We reserve the right to update this Privacy Policy at any time. The 'Last Updated' date at the top of this policy indicates when it was last revised. Any changes become effective when we post the revised Privacy Policy on our Services.

Material Changes: If we make material changes to this Privacy Policy, we will notify you through the Services, by email (if you have provided one), or by other legally required means at least 30 days before the changes take effect.

Your Continued Use: Your continued use of our Services following the posting of changes constitutes your acceptance of such changes. If you do not agree to the revised Privacy Policy, you must stop using our Services.

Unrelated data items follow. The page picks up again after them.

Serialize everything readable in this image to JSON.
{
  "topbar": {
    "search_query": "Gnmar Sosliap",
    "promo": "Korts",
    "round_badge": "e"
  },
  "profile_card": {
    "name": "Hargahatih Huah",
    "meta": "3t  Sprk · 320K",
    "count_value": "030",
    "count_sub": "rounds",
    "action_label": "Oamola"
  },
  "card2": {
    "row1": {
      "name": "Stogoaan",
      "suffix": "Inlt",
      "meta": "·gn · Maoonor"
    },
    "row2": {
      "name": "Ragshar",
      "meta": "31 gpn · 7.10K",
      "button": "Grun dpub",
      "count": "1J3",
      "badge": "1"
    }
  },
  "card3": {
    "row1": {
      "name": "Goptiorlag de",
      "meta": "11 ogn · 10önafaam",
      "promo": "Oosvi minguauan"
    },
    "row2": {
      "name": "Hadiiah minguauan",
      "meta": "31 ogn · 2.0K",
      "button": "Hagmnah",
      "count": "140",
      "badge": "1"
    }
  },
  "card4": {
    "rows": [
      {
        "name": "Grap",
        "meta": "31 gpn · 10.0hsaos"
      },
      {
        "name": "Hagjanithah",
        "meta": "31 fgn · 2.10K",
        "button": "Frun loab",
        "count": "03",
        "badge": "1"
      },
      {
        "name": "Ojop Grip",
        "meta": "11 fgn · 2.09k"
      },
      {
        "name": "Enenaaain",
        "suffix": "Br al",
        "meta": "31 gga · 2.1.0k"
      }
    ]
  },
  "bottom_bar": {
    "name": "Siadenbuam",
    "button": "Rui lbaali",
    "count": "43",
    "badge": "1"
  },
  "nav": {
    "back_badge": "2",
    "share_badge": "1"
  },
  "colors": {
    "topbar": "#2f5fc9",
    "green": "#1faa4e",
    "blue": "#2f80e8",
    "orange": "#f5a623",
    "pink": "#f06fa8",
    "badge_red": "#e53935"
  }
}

Personal Information/Personal Data: Any information relating to an identified or identifiable natural person. An identifiable person is one who can be identified, directly or indirectly, by reference to an identifier such as a name, identification number, location data, online identifier, or one or more factors specific to the physical, physiological, genetic, mental, economic, cultural, or social identity of that person.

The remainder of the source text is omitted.